J'entends Livaï parler à Egon. Il lui demande d'avouer son crime, de dire enfin à tout le monde ce qu'il a fait. De révéler sa vraie nature. Sa vraie nature ? Livaï se tourne vers moi et tend la main comme pour me dire de stopper. Puis il dirige de nouveau son visage vers Egon qui semble prostré et répète ce qu'il vient de lui dire.

"Avoue ton crime."

J'en crois pas mes oreilles. Ni mes yeux. Egon est comme fou, il se vautre par terre, dans la poussière en bavant et en gueulant des phrases sans queue ni tête. Si, elles ont un sens. Quand il éructe "Je l'ai tué ! A cause de toi !", des tas d'éléments qui m'ont tourmenté pendant des années se mettent soudain en place dans ma tête. Je sais de qui il parle... Livaï aussi. Hagen et Fester doivent aussi savoir... Les autres restent interdits devant la tournure qu'a pris le combat, ils comprennent pas.

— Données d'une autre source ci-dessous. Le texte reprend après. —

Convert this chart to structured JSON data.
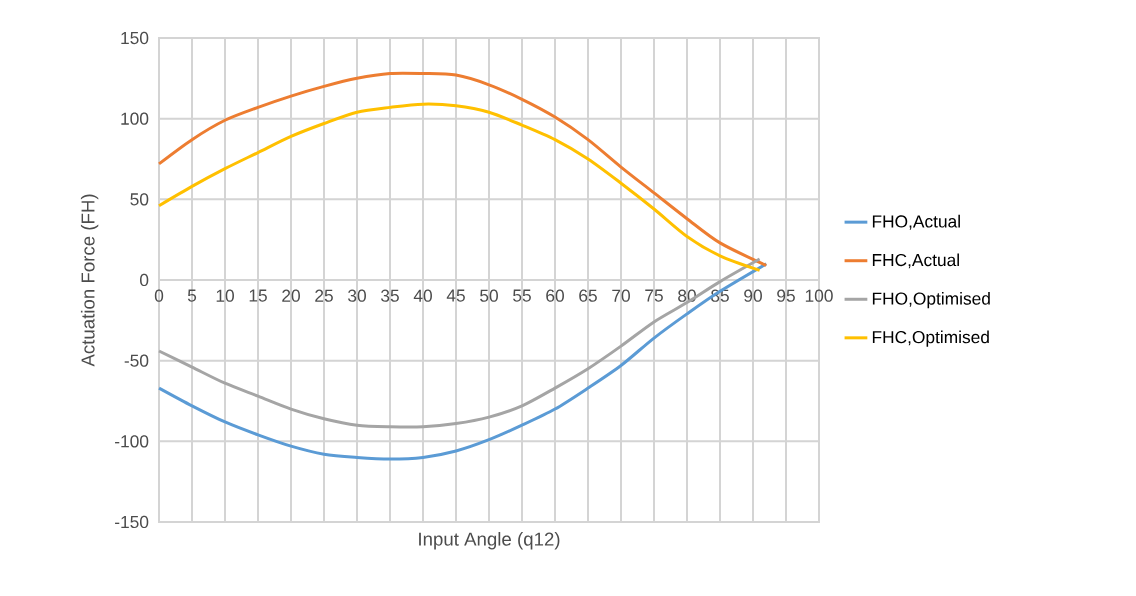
{
  "chart_data": {
    "type": "line",
    "xlabel": "Input Angle (q12)",
    "ylabel": "Actuation Force (FH)",
    "xlim": [
      0,
      100
    ],
    "xticks": [
      0,
      5,
      10,
      15,
      20,
      25,
      30,
      35,
      40,
      45,
      50,
      55,
      60,
      65,
      70,
      75,
      80,
      85,
      90,
      95,
      100
    ],
    "ylim": [
      -150,
      150
    ],
    "yticks": [
      -150,
      -100,
      -50,
      0,
      50,
      100,
      150
    ],
    "grid": true,
    "legend": "right",
    "marker": "none",
    "line_style": "solid",
    "series": [
      {
        "name": "FHO,Actual",
        "color": "#5b9bd5",
        "x": [
          0,
          5,
          10,
          15,
          20,
          25,
          30,
          35,
          40,
          45,
          50,
          55,
          60,
          65,
          70,
          75,
          80,
          85,
          92
        ],
        "values": [
          -67,
          -78,
          -88,
          -96,
          -103,
          -108,
          -110,
          -111,
          -110,
          -106,
          -99,
          -90,
          -80,
          -67,
          -53,
          -36,
          -21,
          -7,
          10
        ]
      },
      {
        "name": "FHC,Actual",
        "color": "#ed7d31",
        "x": [
          0,
          5,
          10,
          15,
          20,
          25,
          30,
          35,
          40,
          45,
          50,
          55,
          60,
          65,
          70,
          75,
          80,
          85,
          92
        ],
        "values": [
          72,
          87,
          99,
          107,
          114,
          120,
          125,
          128,
          128,
          127,
          121,
          112,
          101,
          87,
          70,
          54,
          38,
          23,
          9
        ]
      },
      {
        "name": "FHO,Optimised",
        "color": "#a5a5a5",
        "x": [
          0,
          5,
          10,
          15,
          20,
          25,
          30,
          35,
          40,
          45,
          50,
          55,
          60,
          65,
          70,
          75,
          80,
          85,
          91
        ],
        "values": [
          -44,
          -54,
          -64,
          -72,
          -80,
          -86,
          -90,
          -91,
          -91,
          -89,
          -85,
          -78,
          -67,
          -55,
          -41,
          -26,
          -14,
          -1,
          13
        ]
      },
      {
        "name": "FHC,Optimised",
        "color": "#ffc000",
        "x": [
          0,
          5,
          10,
          15,
          20,
          25,
          30,
          35,
          40,
          45,
          50,
          55,
          60,
          65,
          70,
          75,
          80,
          85,
          91
        ],
        "values": [
          46,
          58,
          69,
          79,
          89,
          97,
          104,
          107,
          109,
          108,
          104,
          96,
          87,
          75,
          60,
          44,
          27,
          15,
          6
        ]
      }
    ]
  }
}
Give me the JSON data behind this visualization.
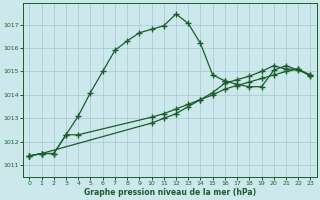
{
  "title": "Graphe pression niveau de la mer (hPa)",
  "background_color": "#cce8ec",
  "grid_color": "#aacdd4",
  "line_color": "#1a5e28",
  "xlim": [
    -0.5,
    23.5
  ],
  "ylim": [
    1010.5,
    1017.9
  ],
  "yticks": [
    1011,
    1012,
    1013,
    1014,
    1015,
    1016,
    1017
  ],
  "xticks": [
    0,
    1,
    2,
    3,
    4,
    5,
    6,
    7,
    8,
    9,
    10,
    11,
    12,
    13,
    14,
    15,
    16,
    17,
    18,
    19,
    20,
    21,
    22,
    23
  ],
  "series": [
    {
      "x": [
        0,
        1,
        2,
        3,
        4,
        5,
        6,
        7,
        8,
        9,
        10,
        11,
        12,
        13,
        14,
        15,
        16
      ],
      "y": [
        1011.4,
        1011.5,
        1011.5,
        1012.3,
        1013.1,
        1014.1,
        1015.0,
        1015.9,
        1016.3,
        1016.65,
        1016.8,
        1016.95,
        1017.45,
        1017.05,
        1016.2,
        1014.85,
        1014.6
      ]
    },
    {
      "x": [
        0,
        1,
        2,
        3,
        4,
        10,
        11,
        12,
        13,
        14,
        15,
        16,
        17,
        18,
        19,
        20,
        21,
        22,
        23
      ],
      "y": [
        1011.4,
        1011.5,
        1011.5,
        1012.3,
        1012.3,
        1013.05,
        1013.2,
        1013.4,
        1013.6,
        1013.8,
        1014.0,
        1014.25,
        1014.4,
        1014.55,
        1014.7,
        1014.85,
        1015.0,
        1015.1,
        1014.8
      ]
    },
    {
      "x": [
        0,
        1,
        10,
        11,
        12,
        13,
        14,
        15,
        16,
        17,
        18,
        19,
        20,
        21,
        22,
        23
      ],
      "y": [
        1011.4,
        1011.5,
        1012.8,
        1013.0,
        1013.2,
        1013.5,
        1013.8,
        1014.1,
        1014.5,
        1014.65,
        1014.8,
        1015.0,
        1015.25,
        1015.1,
        1015.1,
        1014.85
      ]
    },
    {
      "x": [
        16,
        17,
        18,
        19,
        20,
        21,
        22,
        23
      ],
      "y": [
        1014.6,
        1014.45,
        1014.35,
        1014.35,
        1015.05,
        1015.25,
        1015.05,
        1014.85
      ]
    }
  ]
}
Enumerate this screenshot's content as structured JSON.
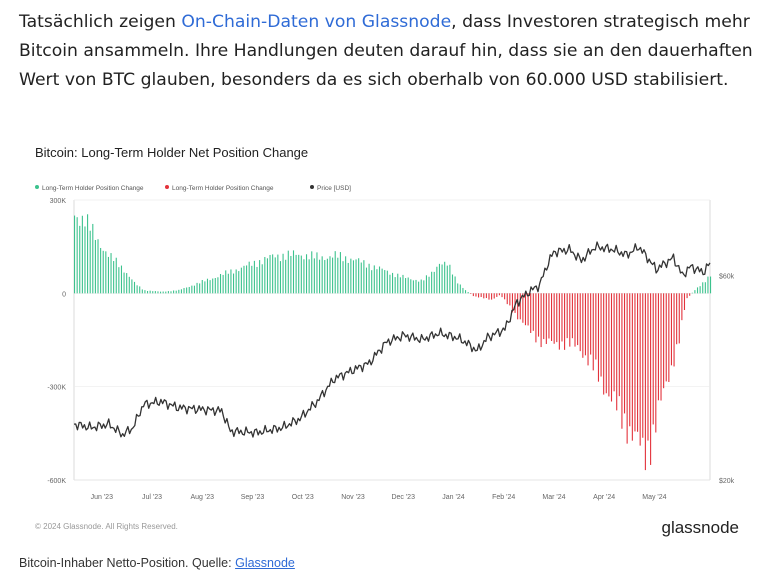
{
  "intro": {
    "before": "Tatsächlich zeigen ",
    "link": "On-Chain-Daten von Glassnode",
    "after": ", dass Investoren strategisch mehr Bitcoin ansammeln. Ihre Handlungen deuten darauf hin, dass sie an den dauerhaften Wert von BTC glauben, besonders da es sich oberhalb von 60.000 USD stabilisiert."
  },
  "caption": {
    "text": "Bitcoin-Inhaber Netto-Position. Quelle: ",
    "link": "Glassnode"
  },
  "colors": {
    "positive": "#3cc28d",
    "negative": "#e3323b",
    "price": "#333333",
    "link": "#2f6bd6"
  },
  "chart_data": {
    "type": "bar",
    "title": "Bitcoin: Long-Term Holder Net Position Change",
    "legend": [
      {
        "label": "Long-Term Holder Position Change",
        "color": "#3cc28d"
      },
      {
        "label": "Long-Term Holder Position Change",
        "color": "#e3323b"
      },
      {
        "label": "Price [USD]",
        "color": "#333333"
      }
    ],
    "legend_placement": "top-left",
    "y_left": {
      "ticks": [
        300000,
        0,
        -300000,
        -600000
      ],
      "tick_labels": [
        "300K",
        "0",
        "-300K",
        "-600K"
      ],
      "lim": [
        -600000,
        300000
      ]
    },
    "y_right": {
      "scale": "log",
      "ticks": [
        60000,
        20000
      ],
      "tick_labels": [
        "$60k",
        "$20k"
      ],
      "lim": [
        20000,
        90000
      ]
    },
    "x_ticks": [
      "Jun '23",
      "Jul '23",
      "Aug '23",
      "Sep '23",
      "Oct '23",
      "Nov '23",
      "Dec '23",
      "Jan '24",
      "Feb '24",
      "Mar '24",
      "Apr '24",
      "May '24"
    ],
    "x_range_days": [
      0,
      366
    ],
    "position_change": {
      "unit": "BTC",
      "keyframes": [
        [
          0,
          250000
        ],
        [
          6,
          240000
        ],
        [
          12,
          180000
        ],
        [
          20,
          120000
        ],
        [
          28,
          80000
        ],
        [
          35,
          30000
        ],
        [
          40,
          10000
        ],
        [
          50,
          5000
        ],
        [
          60,
          10000
        ],
        [
          70,
          30000
        ],
        [
          85,
          60000
        ],
        [
          100,
          90000
        ],
        [
          115,
          120000
        ],
        [
          130,
          125000
        ],
        [
          140,
          115000
        ],
        [
          150,
          120000
        ],
        [
          160,
          110000
        ],
        [
          170,
          90000
        ],
        [
          180,
          70000
        ],
        [
          190,
          50000
        ],
        [
          200,
          40000
        ],
        [
          205,
          60000
        ],
        [
          210,
          100000
        ],
        [
          215,
          90000
        ],
        [
          220,
          40000
        ],
        [
          225,
          10000
        ],
        [
          230,
          -10000
        ],
        [
          240,
          -20000
        ],
        [
          245,
          -5000
        ],
        [
          250,
          -40000
        ],
        [
          260,
          -110000
        ],
        [
          270,
          -160000
        ],
        [
          280,
          -160000
        ],
        [
          290,
          -170000
        ],
        [
          300,
          -250000
        ],
        [
          310,
          -350000
        ],
        [
          320,
          -440000
        ],
        [
          328,
          -520000
        ],
        [
          332,
          -470000
        ],
        [
          340,
          -300000
        ],
        [
          348,
          -150000
        ],
        [
          352,
          -20000
        ],
        [
          356,
          5000
        ],
        [
          360,
          25000
        ],
        [
          366,
          60000
        ]
      ]
    },
    "price": {
      "unit": "USD",
      "keyframes": [
        [
          0,
          27000
        ],
        [
          10,
          26500
        ],
        [
          20,
          27000
        ],
        [
          28,
          25500
        ],
        [
          34,
          26500
        ],
        [
          40,
          30000
        ],
        [
          50,
          30500
        ],
        [
          60,
          29500
        ],
        [
          70,
          29300
        ],
        [
          85,
          29000
        ],
        [
          90,
          26000
        ],
        [
          105,
          25800
        ],
        [
          120,
          26500
        ],
        [
          130,
          27800
        ],
        [
          140,
          30500
        ],
        [
          150,
          34500
        ],
        [
          160,
          36000
        ],
        [
          170,
          37500
        ],
        [
          180,
          42000
        ],
        [
          190,
          43500
        ],
        [
          200,
          42500
        ],
        [
          210,
          44000
        ],
        [
          220,
          43000
        ],
        [
          225,
          42000
        ],
        [
          232,
          40000
        ],
        [
          238,
          43000
        ],
        [
          248,
          45000
        ],
        [
          255,
          52000
        ],
        [
          262,
          55000
        ],
        [
          268,
          57000
        ],
        [
          272,
          63000
        ],
        [
          276,
          68000
        ],
        [
          285,
          69000
        ],
        [
          292,
          65000
        ],
        [
          300,
          70000
        ],
        [
          310,
          69000
        ],
        [
          318,
          67000
        ],
        [
          325,
          70000
        ],
        [
          335,
          62000
        ],
        [
          345,
          66000
        ],
        [
          350,
          60000
        ],
        [
          355,
          63000
        ],
        [
          362,
          61000
        ],
        [
          366,
          64000
        ]
      ]
    },
    "watermark": "glassnode",
    "copyright": "© 2024 Glassnode. All Rights Reserved."
  }
}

Ce n'est plus un combat, mais une confession. Avec Livaï dans le rôle du confesseur auquel il vaut mieux tout dire.

Egon tente de choper les jambes de Livaï au passage, mais celui-ci saute pour l'éviter. Un sourire douloureux sur le visage, il ordonne à Egon de bien nous regarder en face et de dire la vérité. Egon crache sur le sol, et tente de se relever mais c'est comme s'il portait un poids énorme sur les épaules qui l'en empêchait. Pourtant, il ne semble pas sérieusement blessé. C'est comme si sa blessure était ailleurs, dans un endroit que personne peut voir.

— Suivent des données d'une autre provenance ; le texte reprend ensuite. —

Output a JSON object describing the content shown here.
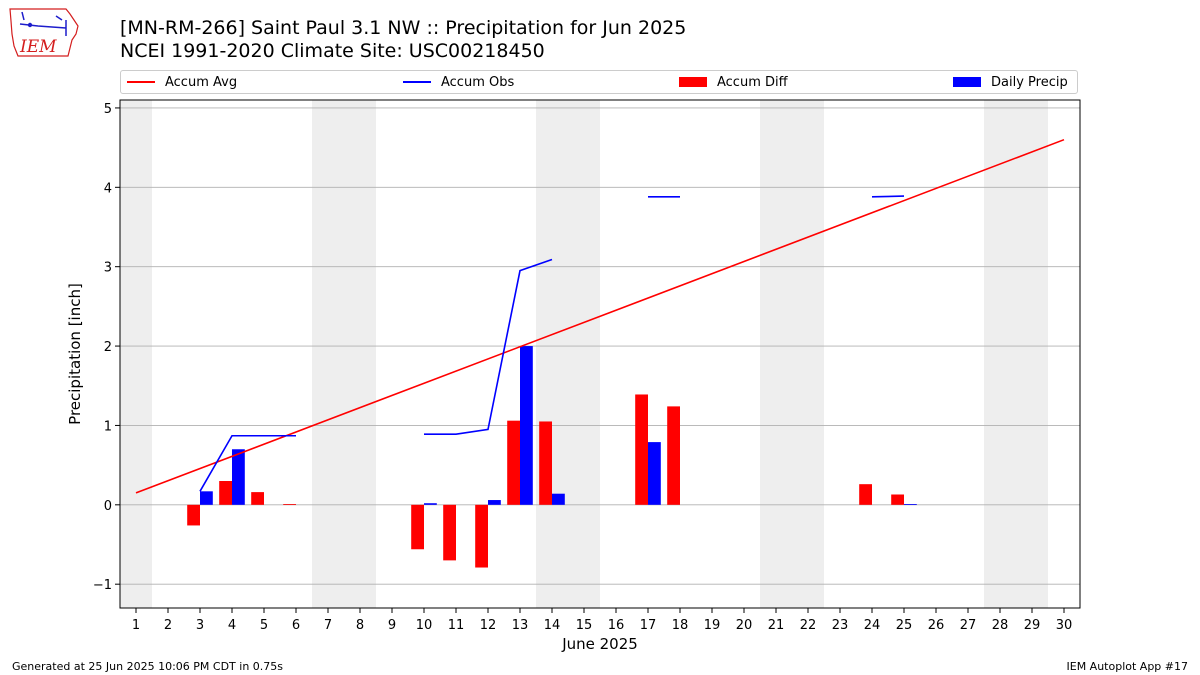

Livaï passe dans le dos d'Egon et tire sa tête en arrière par les cheveux. Notre chef respire très fort, très vite, ses yeux sont grand ouverts. Son nez cassé lui donne un air encore anormal... comme s'il révélait son véritable visage.

Livaï ordonne encore une fois "Dis-leur !" Et Egon hurle en réponse "Clem ! C'est toi qui m'a fait tuer Clem !"

Je lâche mon couteau. Et tandis que je me baisse pour le ramasser, Livaï exhibe le sien et le passe sur la gorge d'Egon, qui n'essaie même pas de se défendre. Il semble comme hypnotisé... Son sang vient gicler jusqu'à moi, propulsé par la puissance de son coeur.

Le corps d'Egon s'affaisse en avant et je recule sur les fesses, le couteau à la main. Mais je l'ai attrapé par la lame et elle me coupe la paume... Mes yeux restent fixés sur Livaï, qui, lentement, se dirige vers nous.

Pas de blague ! Eh, écoute-moi ! Je le savais ! Je l'ai toujours su ! Pour Egon ! Je voulais pas l'admettre... J'étais trop lâche... Range ce couteau, me tue pas ! Tu avais raison ! C'était un sale type en fait ! Un malade ! On a tous fermé les yeux, on a été misérables ! Et les autres, c'était lui aussi, pas vrai ? C'est sûr, c'était lui ! Bon sang de bordel de... c'était un vrai taré, un tueur en série, et on l'a suivi ! On a obéit à ses ordres comme des cons ! On voulait juste pas voir, mais on savait ! Arrête-toi ! Fais pas ça, s'il te plaît !

Clem était mon ami ! Ce bâtard l'a tué ! Et moi, je l'ai servi, comme un chien !

Alors que je fonds en larme comme une fille en me recroquevillant sur moi-même, j'entends la milice Rovoff se pointer.